Surgeons have revealed the man who received the world’s third successful penis transplant is black – but his penis is white.
Surgeons have revealed the man who received the world’s third successful penis transplant is black – but his penis is white.
The very essence of integration.
Belly laugh.
You don’t get black organ donors in South Africa, the whole body gets slung in the ancestral graves; so once more the whies provide.
Answers to the name of ‘Bruce’?
Does that mean there’s a white bloke with a black penis out there somewhere? Something that until now only existed in the dreams of 99% of the world’s women?
Mumble, mumble, natural rhythm, rhubarb.
…the man who received the world’s third successful penis transplant is black – but his penis is white.
And significantly smaller.
Be thankful for small mercies.
It is a big mistake for him to get it tattooed. He ought to boast about it. Discretely of course.
I imagine quite a few young ladies would be intrigued.
Was it a Thick. Racist. Prick. that got sewn on? Do tell.
“Medical tattoo artist Rosemarie Andlauer of Miraculous Creations in Massachusetts said making a light skin color darker isn’t uncommon.
But she said a significant amount of time would be needed to fully tattoo the penis.
Andlauer added: ‘Even if the client was comfortable having it done in one session, because of the area I wouldn’t feel safe having the entire penis healing at once.

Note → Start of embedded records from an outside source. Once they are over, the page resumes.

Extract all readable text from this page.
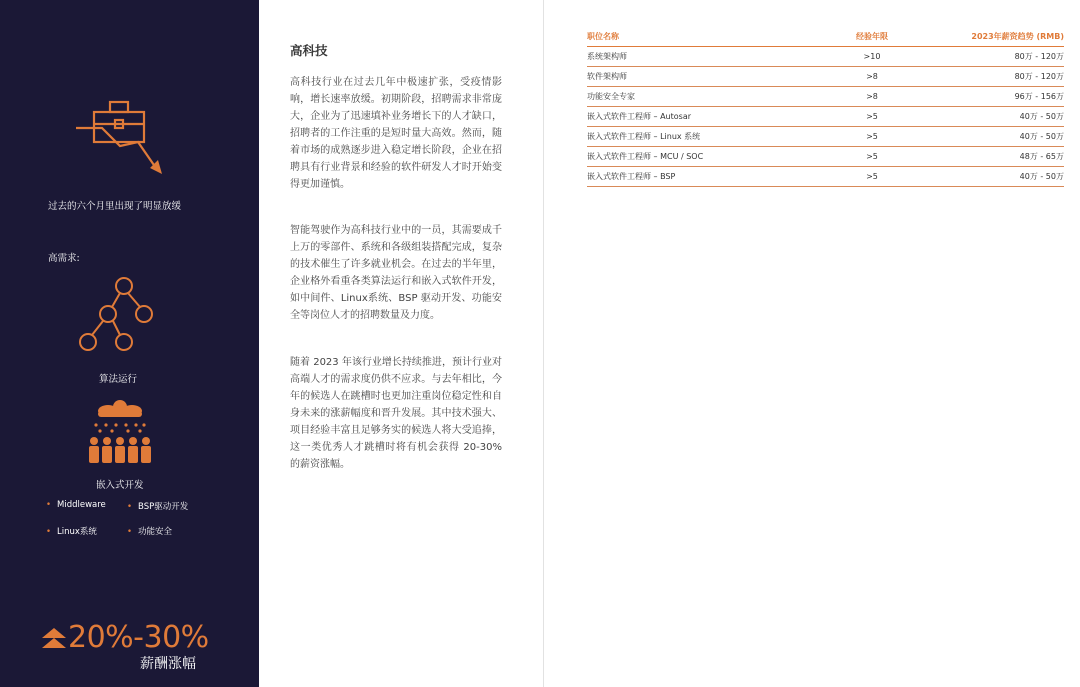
过去的六个月里出现了明显放缓
高需求:
算法运行
嵌入式开发
• Middleware • BSP驱动开发
• Linux系统	• 功能安全
20%-30%
薪酬涨幅
高科技

高科技行业在过去几年中极速扩张，受疫情影响，增长速率放缓。初期阶段，招聘需求非常庞大，企业为了迅速填补业务增长下的人才缺口，招聘者的工作注重的是短时量大高效。然而，随着市场的成熟逐步进入稳定增长阶段，企业在招聘具有行业背景和经验的软件研发人才时开始变得更加谨慎。

智能驾驶作为高科技行业中的一员，其需要成千上万的零部件、系统和各级组装搭配完成，复杂的技术催生了许多就业机会。在过去的半年里，企业格外看重各类算法运行和嵌入式软件开发，如中间件、Linux系统、BSP 驱动开发、功能安全等岗位人才的招聘数量及力度。

随着 2023 年该行业增长持续推进，预计行业对高端人才的需求度仍供不应求。与去年相比，今年的候选人在跳槽时也更加注重岗位稳定性和自身未来的涨薪幅度和晋升发展。其中技术强大、项目经验丰富且足够务实的候选人将大受追捧，这一类优秀人才跳槽时将有机会获得 20-30% 的薪资涨幅。

职位名称	经验年限	2023年薪资趋势 (RMB)
系统架构师	>10	80万 - 120万
软件架构师	>8	80万 - 120万
功能安全专家	>8	96万 - 156万
嵌入式软件工程师 – Autosar	>5	40万 - 50万
嵌入式软件工程师 – Linux 系统	>5	40万 - 50万
嵌入式软件工程师 – MCU / SOC	>5	48万 - 65万
嵌入式软件工程师 – BSP	>5	40万 - 50万
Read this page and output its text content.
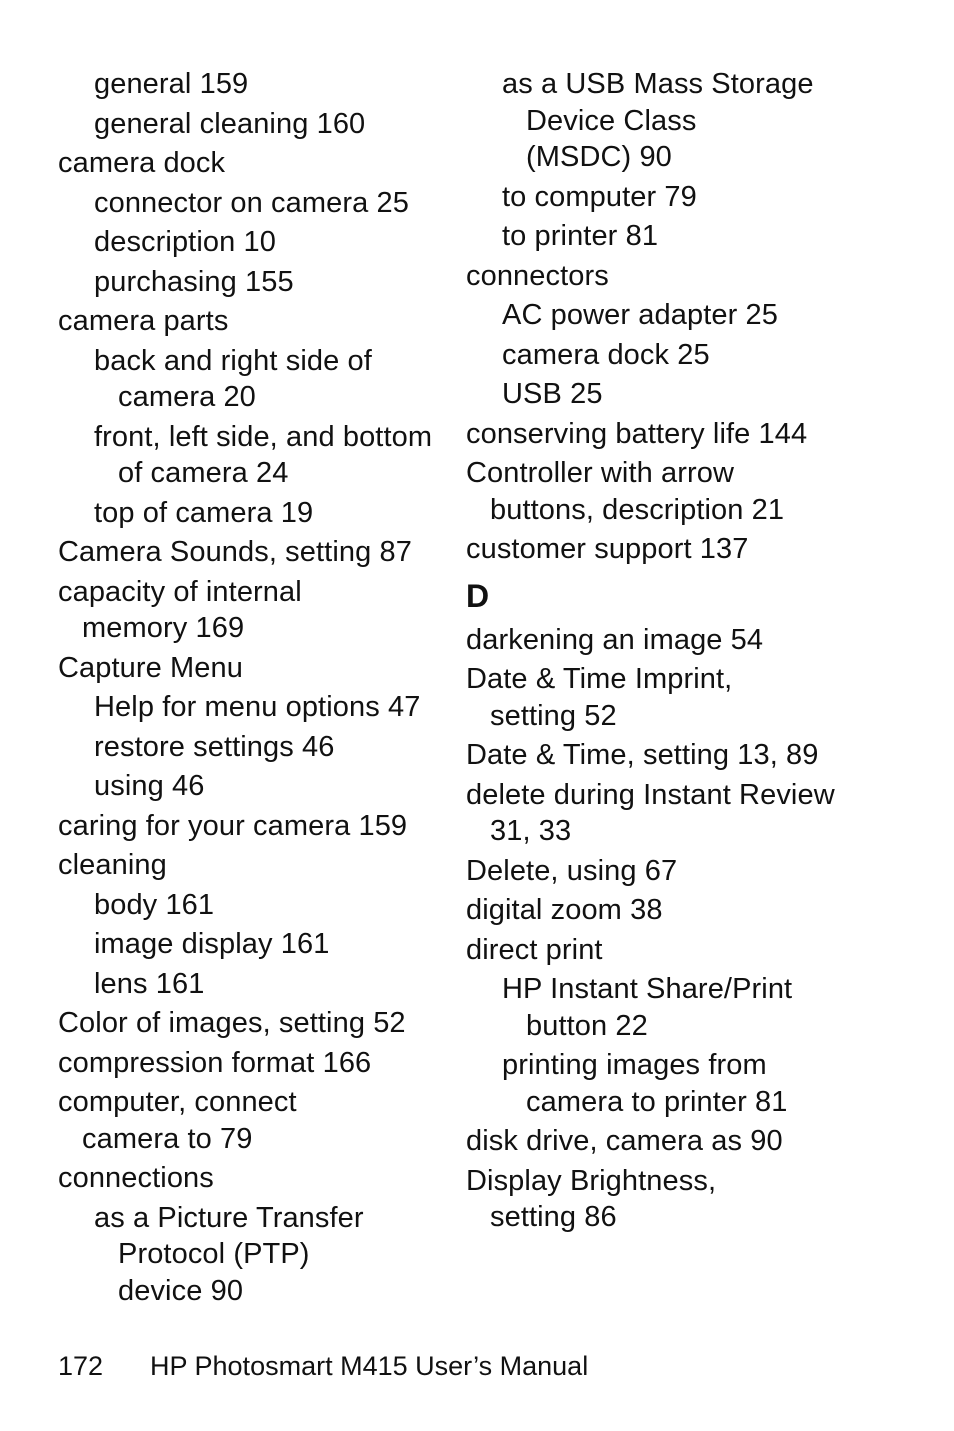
general 159
general cleaning 160
camera dock
connector on camera 25
description 10
purchasing 155
camera parts
back and right side of
camera 20
front, left side, and bottom
of camera 24
top of camera 19
Camera Sounds, setting 87
capacity of internal
memory 169
Capture Menu
Help for menu options 47
restore settings 46
using 46
caring for your camera 159
cleaning
body 161
image display 161
lens 161
Color of images, setting 52
compression format 166
computer, connect
camera to 79
connections
as a Picture Transfer
Protocol (PTP)
device 90
as a USB Mass Storage
Device Class
(MSDC) 90
to computer 79
to printer 81
connectors
AC power adapter 25
camera dock 25
USB 25
conserving battery life 144
Controller with arrow
buttons, description 21
customer support 137
D
darkening an image 54
Date & Time Imprint,
setting 52
Date & Time, setting 13, 89
delete during Instant Review
31, 33
Delete, using 67
digital zoom 38
direct print
HP Instant Share/Print
button 22
printing images from
camera to printer 81
disk drive, camera as 90
Display Brightness,
setting 86
172 HP Photosmart M415 User’s Manual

‘I would not tattoo all the way around. I would do lengthwise, probably one-third at a time.”
Aw cummon! What’s wrong with chequered? Corkscrew stripes?
No imagination,some people.
Rocco! FFS get on the case! Sign him up before it’s too late.
Fred
I would suggest a belly laugh isn’t a great idea for a while
Mildly on topic, a Florida man has been charged because his girlfriend died. He claims that she choked to death on his manhood during oral sex. The body was too badly decomposed for the medical examiner to tell.
He has just been acquitted. Florida – what a state!
Anyway, this novel and innovative defence may not be open to our South African friend. Should, of course, the need arise.